Castro pode continuar com sua campanha ao Senado?
Sim, mas apenas no status sub judice. Pode receber votos, mas não exercer o mandato se eleito antes de decisão final definitiva. Caso perca todos os recursos, terá seus votos anulados e perderá qualquer chance de assumir o cargo senatorial.
Quais são as provas contra Cláudio Castro?
As provas incluem documentação de contratos de 27.665 temporários sem amparo legal, fluxo financeiro de R$ 248 milhões desviados através de entidades terceirizadas, e registros da descentralização de projetos sociais que não seguíam procedimentos legais de contratação pública.
Por que o TRE-RJ absolveu Castro anteriormente?
Em maio de 2024, o Tribunal Regional Eleitoral do Rio rejeitou a cassação original baseada em análise preliminar dos autos. O MPE recorreu dessa decisão ao TSE, argumentando que provas adicionais foram juntadas posteriormente, mudando completamente o quadro probatório apresentado inicialmente.
Outros envolvidos também serão investigados?
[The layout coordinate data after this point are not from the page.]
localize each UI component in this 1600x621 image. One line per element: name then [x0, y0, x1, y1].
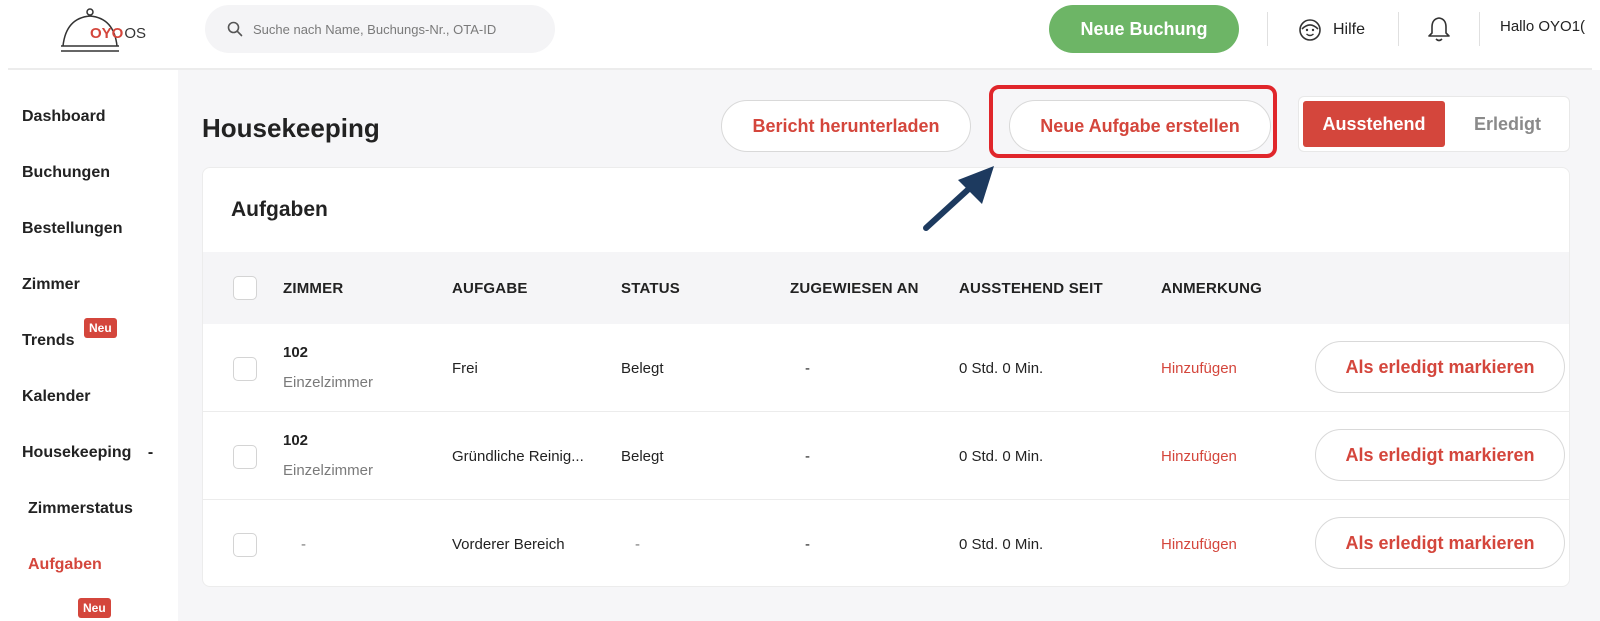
row-checkbox[interactable] — [233, 357, 257, 381]
sidebar-item-orders[interactable]: Bestellungen — [22, 220, 122, 238]
table-row: 102 Einzelzimmer Gründliche Reinig... Be… — [203, 412, 1569, 500]
mark-done-button[interactable]: Als erledigt markieren — [1315, 429, 1565, 481]
sidebar-item-bookings[interactable]: Buchungen — [22, 164, 110, 182]
oyo-os-logo[interactable]: OYOOS — [58, 4, 158, 56]
header-divider — [1398, 12, 1399, 46]
header-divider — [1479, 12, 1480, 46]
highlight-box — [989, 85, 1277, 158]
collapse-indicator: - — [147, 444, 154, 461]
task-name: Frei — [452, 360, 478, 377]
room-status: - — [635, 536, 640, 553]
tab-pending[interactable]: Ausstehend — [1303, 101, 1445, 147]
assigned-to: - — [805, 536, 810, 553]
tasks-card: Aufgaben ZIMMER AUFGABE STATUS ZUGEWIESE… — [202, 167, 1570, 587]
table-row: - Vorderer Bereich - - 0 Std. 0 Min. Hin… — [203, 500, 1569, 586]
help-link[interactable]: Hilfe — [1297, 17, 1365, 43]
sidebar-item-housekeeping[interactable]: Housekeeping - — [22, 444, 153, 462]
header-divider — [1267, 12, 1268, 46]
sidebar-item-tasks[interactable]: Aufgaben — [28, 556, 102, 574]
mark-done-button[interactable]: Als erledigt markieren — [1315, 341, 1565, 393]
select-all-checkbox[interactable] — [233, 276, 257, 300]
user-greeting[interactable]: Hallo OYO1( — [1500, 18, 1585, 35]
help-face-icon — [1299, 19, 1321, 41]
column-header: ANMERKUNG — [1161, 280, 1262, 297]
table-header: ZIMMER AUFGABE STATUS ZUGEWIESEN AN AUSS… — [203, 252, 1569, 324]
sidebar-item-calendar[interactable]: Kalender — [22, 388, 90, 406]
logo-wordmark: OYOOS — [90, 25, 146, 42]
column-header: ZUGEWIESEN AN — [790, 280, 919, 297]
new-booking-button[interactable]: Neue Buchung — [1049, 5, 1239, 53]
mark-done-button[interactable]: Als erledigt markieren — [1315, 517, 1565, 569]
task-name: Vorderer Bereich — [452, 536, 565, 553]
sidebar-item-trends[interactable]: Trends — [22, 332, 74, 350]
help-label: Hilfe — [1333, 21, 1366, 38]
sidebar-item-dashboard[interactable]: Dashboard — [22, 108, 106, 126]
task-name: Gründliche Reinig... — [452, 448, 584, 465]
pending-since: 0 Std. 0 Min. — [959, 448, 1044, 465]
search-icon — [227, 21, 243, 37]
top-header: OYOOS Neue Buchung Hilfe Hallo OYO1( — [0, 0, 1600, 70]
room-number: 102 — [283, 344, 309, 361]
room-number: - — [301, 536, 306, 553]
room-type: Einzelzimmer — [283, 374, 374, 391]
add-note-link[interactable]: Hinzufügen — [1161, 536, 1237, 553]
pending-since: 0 Std. 0 Min. — [959, 536, 1044, 553]
annotation-arrow-icon — [920, 166, 1000, 239]
card-title: Aufgaben — [231, 198, 328, 221]
table-row: 102 Einzelzimmer Frei Belegt - 0 Std. 0 … — [203, 324, 1569, 412]
page-title: Housekeeping — [202, 113, 380, 143]
sidebar-nav: Dashboard Buchungen Bestellungen Zimmer … — [0, 70, 178, 621]
sidebar-item-label: Housekeeping — [22, 444, 132, 461]
pending-since: 0 Std. 0 Min. — [959, 360, 1044, 377]
room-number: 102 — [283, 432, 309, 449]
column-header: AUFGABE — [452, 280, 528, 297]
logo-brand: OYO — [90, 25, 124, 42]
room-status: Belegt — [621, 448, 664, 465]
row-checkbox[interactable] — [233, 533, 257, 557]
column-header: ZIMMER — [283, 280, 344, 297]
new-badge: Neu — [84, 318, 117, 338]
tab-done[interactable]: Erledigt — [1450, 101, 1565, 147]
sidebar-item-rooms[interactable]: Zimmer — [22, 276, 80, 294]
column-header: STATUS — [621, 280, 680, 297]
column-header: AUSSTEHEND SEIT — [959, 280, 1103, 297]
sidebar-item-room-status[interactable]: Zimmerstatus — [28, 500, 133, 518]
new-badge: Neu — [78, 598, 111, 618]
room-status: Belegt — [621, 360, 664, 377]
add-note-link[interactable]: Hinzufügen — [1161, 448, 1237, 465]
add-note-link[interactable]: Hinzufügen — [1161, 360, 1237, 377]
row-checkbox[interactable] — [233, 445, 257, 469]
room-type: Einzelzimmer — [283, 462, 374, 479]
notification-bell-icon[interactable] — [1427, 15, 1451, 48]
search-input[interactable] — [253, 21, 553, 37]
search-bar[interactable] — [205, 5, 555, 53]
logo-suffix: OS — [124, 25, 147, 42]
download-report-button[interactable]: Bericht herunterladen — [721, 100, 971, 152]
assigned-to: - — [805, 360, 810, 377]
assigned-to: - — [805, 448, 810, 465]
Sim, o TSE determinou que o Ministério Público do Rio amplie investigações, especialmente envolvendo gestão da Universidade do Estado do Rio de Janeiro. A ordem específica menciona que apurações devem abranger gestores que estiveram no comando durante o período eleitoral de 2022.
Quando saberemos o resultado final do recurso?
Depende da celeridade dos recursos. Agrovs no TSE geralmente têm julgamento em 3-6 meses. Se for para o STF, pode estender-se até o fim de 2026. Isso significa que a definição final talvez coincida com ou ultrapasse as eleições estaduais de outubro deste ano.